There have been previous suggestions of such shockingly early human occupation of the Americas, similar to the current claim, Dr. Erlandson says. Items suggested to be artifacts of particularly ancient human settlements have been described from other sites in southern California, for example. But when this was proposed before, scientists went out looking for more evidence, Erlandson says, "And they never came up with anything convincing."
Erlandson himself looked for evidence of human-caused fire, but was unable to find evidence that old scorched materials were the result of anything other than wildfires.

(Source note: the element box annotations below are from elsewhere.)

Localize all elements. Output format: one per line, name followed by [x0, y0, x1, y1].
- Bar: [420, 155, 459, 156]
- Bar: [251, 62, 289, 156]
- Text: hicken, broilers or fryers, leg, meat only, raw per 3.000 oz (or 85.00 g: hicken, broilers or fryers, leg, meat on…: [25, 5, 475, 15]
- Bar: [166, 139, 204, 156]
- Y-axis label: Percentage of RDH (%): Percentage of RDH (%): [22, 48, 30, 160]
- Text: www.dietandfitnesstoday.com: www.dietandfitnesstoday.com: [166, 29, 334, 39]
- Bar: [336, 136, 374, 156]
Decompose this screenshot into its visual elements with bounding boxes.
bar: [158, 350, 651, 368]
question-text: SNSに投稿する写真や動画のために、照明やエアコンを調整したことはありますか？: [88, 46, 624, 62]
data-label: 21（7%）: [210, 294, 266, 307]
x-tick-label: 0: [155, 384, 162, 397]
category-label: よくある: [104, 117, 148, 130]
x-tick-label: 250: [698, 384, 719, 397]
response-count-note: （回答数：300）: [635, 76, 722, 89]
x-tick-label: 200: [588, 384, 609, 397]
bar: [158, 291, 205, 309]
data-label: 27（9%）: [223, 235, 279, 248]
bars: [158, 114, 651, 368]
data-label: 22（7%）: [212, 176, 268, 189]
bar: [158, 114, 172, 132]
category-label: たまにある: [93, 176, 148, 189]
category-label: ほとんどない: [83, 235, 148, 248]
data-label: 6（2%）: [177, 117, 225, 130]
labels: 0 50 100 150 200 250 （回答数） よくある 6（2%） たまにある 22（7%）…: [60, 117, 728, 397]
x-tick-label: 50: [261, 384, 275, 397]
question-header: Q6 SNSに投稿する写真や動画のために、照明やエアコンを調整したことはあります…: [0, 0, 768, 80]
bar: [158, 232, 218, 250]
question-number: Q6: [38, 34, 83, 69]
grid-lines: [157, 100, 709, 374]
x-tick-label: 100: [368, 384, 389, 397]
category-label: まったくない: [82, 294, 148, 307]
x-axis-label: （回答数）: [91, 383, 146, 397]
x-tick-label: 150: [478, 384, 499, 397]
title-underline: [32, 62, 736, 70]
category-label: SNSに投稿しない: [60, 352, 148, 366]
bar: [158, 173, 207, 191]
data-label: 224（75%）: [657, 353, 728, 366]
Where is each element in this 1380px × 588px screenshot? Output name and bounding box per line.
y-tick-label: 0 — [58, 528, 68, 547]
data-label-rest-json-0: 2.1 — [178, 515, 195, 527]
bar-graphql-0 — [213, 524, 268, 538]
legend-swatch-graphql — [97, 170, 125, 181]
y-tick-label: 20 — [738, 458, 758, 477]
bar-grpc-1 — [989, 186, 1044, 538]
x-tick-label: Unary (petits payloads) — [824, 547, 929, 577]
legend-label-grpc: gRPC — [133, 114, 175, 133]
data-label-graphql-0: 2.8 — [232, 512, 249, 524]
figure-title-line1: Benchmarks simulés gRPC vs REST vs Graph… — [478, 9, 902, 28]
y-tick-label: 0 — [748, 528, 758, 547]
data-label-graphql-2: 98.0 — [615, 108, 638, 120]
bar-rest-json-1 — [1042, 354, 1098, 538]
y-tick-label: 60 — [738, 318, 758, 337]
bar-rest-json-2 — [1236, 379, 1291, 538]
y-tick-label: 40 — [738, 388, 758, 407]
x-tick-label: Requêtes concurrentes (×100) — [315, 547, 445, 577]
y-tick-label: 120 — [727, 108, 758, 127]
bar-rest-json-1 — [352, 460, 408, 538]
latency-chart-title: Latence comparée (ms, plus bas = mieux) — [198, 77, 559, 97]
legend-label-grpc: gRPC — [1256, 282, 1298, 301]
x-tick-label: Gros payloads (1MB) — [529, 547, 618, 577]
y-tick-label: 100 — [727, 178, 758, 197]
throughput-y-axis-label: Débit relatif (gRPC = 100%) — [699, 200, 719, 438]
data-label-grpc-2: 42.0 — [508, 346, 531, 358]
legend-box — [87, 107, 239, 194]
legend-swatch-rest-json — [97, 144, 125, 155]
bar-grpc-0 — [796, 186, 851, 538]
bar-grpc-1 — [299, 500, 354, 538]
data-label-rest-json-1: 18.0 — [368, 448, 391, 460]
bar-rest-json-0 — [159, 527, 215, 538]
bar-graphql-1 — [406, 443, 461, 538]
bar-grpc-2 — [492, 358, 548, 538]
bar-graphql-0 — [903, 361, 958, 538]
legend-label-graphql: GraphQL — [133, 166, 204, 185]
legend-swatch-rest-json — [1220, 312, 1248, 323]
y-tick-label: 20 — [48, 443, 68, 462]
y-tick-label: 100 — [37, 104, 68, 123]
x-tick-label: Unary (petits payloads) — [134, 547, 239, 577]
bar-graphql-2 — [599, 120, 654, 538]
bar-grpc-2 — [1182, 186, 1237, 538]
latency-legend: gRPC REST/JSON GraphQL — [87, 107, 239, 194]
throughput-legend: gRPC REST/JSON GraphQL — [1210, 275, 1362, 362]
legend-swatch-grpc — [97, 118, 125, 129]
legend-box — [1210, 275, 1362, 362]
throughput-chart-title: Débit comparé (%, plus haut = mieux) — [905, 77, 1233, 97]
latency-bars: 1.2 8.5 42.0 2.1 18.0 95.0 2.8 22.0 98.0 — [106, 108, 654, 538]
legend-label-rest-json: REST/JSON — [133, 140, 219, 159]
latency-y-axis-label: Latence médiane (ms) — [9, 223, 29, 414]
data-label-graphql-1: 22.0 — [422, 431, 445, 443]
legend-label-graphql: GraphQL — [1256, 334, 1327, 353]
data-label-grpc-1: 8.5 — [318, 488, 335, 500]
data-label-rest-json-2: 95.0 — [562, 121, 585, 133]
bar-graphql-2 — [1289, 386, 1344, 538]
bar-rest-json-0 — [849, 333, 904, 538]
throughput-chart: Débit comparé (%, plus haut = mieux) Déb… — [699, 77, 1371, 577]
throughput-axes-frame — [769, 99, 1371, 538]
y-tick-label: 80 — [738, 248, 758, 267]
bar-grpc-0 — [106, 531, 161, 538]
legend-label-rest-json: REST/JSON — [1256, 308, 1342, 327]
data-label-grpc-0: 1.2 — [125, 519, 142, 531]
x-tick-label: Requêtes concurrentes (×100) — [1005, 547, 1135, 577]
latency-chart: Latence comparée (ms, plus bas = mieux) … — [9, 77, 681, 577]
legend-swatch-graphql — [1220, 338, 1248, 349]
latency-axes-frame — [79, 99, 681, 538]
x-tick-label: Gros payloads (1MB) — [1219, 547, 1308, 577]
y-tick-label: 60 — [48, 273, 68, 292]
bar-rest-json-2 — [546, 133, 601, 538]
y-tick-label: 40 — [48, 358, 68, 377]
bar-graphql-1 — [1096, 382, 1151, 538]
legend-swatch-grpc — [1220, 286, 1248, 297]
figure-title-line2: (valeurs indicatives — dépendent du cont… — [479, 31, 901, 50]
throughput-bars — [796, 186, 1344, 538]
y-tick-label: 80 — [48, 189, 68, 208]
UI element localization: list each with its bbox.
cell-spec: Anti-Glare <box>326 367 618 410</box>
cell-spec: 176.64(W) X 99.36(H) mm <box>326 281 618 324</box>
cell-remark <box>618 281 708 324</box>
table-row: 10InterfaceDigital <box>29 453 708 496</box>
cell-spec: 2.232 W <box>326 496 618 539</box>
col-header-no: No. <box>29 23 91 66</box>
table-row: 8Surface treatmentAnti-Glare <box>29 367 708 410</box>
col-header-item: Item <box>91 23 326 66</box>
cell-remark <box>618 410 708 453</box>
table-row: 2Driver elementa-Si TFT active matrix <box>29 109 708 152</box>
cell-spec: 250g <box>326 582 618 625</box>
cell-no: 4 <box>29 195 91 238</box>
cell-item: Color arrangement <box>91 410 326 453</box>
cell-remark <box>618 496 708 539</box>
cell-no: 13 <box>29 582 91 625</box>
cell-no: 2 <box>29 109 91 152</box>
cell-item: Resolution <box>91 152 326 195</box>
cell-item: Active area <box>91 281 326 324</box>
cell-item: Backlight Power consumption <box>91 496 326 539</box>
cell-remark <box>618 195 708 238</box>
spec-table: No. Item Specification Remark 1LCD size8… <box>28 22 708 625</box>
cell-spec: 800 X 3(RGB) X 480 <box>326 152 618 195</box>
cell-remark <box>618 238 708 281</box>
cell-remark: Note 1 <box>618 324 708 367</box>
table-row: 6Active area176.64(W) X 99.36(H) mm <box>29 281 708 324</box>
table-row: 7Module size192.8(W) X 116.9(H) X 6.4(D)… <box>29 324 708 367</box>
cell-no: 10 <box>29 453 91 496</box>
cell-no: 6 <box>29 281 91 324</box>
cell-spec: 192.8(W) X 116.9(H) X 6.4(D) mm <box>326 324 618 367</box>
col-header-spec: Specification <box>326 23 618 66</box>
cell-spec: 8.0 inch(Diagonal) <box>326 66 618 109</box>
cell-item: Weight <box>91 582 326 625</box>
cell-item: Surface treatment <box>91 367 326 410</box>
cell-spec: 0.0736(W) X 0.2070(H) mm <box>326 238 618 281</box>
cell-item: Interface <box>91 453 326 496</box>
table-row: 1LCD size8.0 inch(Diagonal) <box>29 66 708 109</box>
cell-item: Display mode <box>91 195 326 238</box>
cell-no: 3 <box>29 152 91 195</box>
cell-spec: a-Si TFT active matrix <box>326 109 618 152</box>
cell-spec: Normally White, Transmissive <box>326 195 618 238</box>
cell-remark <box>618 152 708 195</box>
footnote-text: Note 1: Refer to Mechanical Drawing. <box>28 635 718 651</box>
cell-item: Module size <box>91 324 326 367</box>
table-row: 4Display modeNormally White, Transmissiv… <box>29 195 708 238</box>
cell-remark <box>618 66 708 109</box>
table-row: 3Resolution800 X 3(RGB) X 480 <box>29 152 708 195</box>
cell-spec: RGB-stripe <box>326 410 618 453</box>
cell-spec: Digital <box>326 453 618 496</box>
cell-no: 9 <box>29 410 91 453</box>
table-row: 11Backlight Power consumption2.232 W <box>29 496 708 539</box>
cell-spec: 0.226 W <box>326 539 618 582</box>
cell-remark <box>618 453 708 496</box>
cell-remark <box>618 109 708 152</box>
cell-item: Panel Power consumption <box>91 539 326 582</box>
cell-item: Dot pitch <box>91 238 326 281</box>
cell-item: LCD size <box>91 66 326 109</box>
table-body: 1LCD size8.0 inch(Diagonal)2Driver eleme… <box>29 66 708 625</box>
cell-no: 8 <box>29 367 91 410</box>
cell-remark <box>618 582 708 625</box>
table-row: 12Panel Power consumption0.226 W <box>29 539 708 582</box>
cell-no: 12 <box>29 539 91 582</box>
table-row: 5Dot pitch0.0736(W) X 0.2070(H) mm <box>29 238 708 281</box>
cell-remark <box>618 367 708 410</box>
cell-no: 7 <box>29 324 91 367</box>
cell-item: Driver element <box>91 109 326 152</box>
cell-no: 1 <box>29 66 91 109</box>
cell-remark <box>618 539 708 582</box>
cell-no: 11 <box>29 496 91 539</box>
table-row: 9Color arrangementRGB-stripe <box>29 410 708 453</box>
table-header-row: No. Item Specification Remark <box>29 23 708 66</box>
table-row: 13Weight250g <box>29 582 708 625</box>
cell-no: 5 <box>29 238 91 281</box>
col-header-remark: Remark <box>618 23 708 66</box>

Still, Steven Holen, lead author on the new paper, said in the press conference that he has already been looking for similar fractures in megafauna bones, which may have been overlooked by paleontologists who wouldn't have even considered a human impact at the time. Dr. Holen says evidence may have fallen through the cracks between archaeology and paleontology, as archaeologists wouldn't have been looking at materials this old before and paleontologists wouldn't have been considering a human factor when they examined the bones.
But Ferraro says such an assertion isn't giving the experts enough credit. "There's a big literature out there on bone damage," he says. Paleontologists who devote their lives to studying bone damage can even identify something as specific as which species of termite once munched an old bone, he says, so he suspects paleontologists wouldn't have missed something as significant as evidence of human activity.
Skeptics are also concerned about the bigger-picture implications of shifting the story of human occupation in the Americas so dramatically.
"As scientists we're supposed to keep an open mind, but this discovery is hard to wrap my mind around because it falls so far beyond the realm of accepted knowledge," Erlandson says. "I'm not opposed to controversial theories," he says, "but if it's really 130,000 years ago, it just raises so many questions": for example, who those people were, where they came from, how they got there, and what happened in the subsequent 100,000 years.
To answer that last question, the authors did suggest in the press conference that, like any other population of animals, this group of humans may have died out and therefore not left a trace in the years before the ancestors of today's Native Americans trekked across the land bridge from Siberia and spread across the region.
Filling in the other gaps of the background story implied by Deméré, Holen, and colleagues' claim would require other extraordinary claims, Ferraro says. To explain how humans got to southern California would require a scenario such as one in which Homo erectus, Denisovans, or another archaic human species would have had to have been making boats in Siberia and following the coastline east, then down the western coast of the Americas, for example.
And each detail needed to support such a tale, from whether they possessed boating technology to which archaic human species made the journey, would be an additional extraordinary claim in its own right, he says, which would in turn require its own set of extraordinary evidence.
"It just requires so many individual extraordinary claims," Ferraro says. "It's not just one claim, but the whole argument is resting on a very shaky foundation."
Perhaps eventually the prehistory books of the Americas will need to be revised to include a human presence 130,000 years ago, but first, Dillehay says, all other possible explanations need to be ruled out. "In other words," he says, the question must be asked: "Are we being fooled in this case once again?"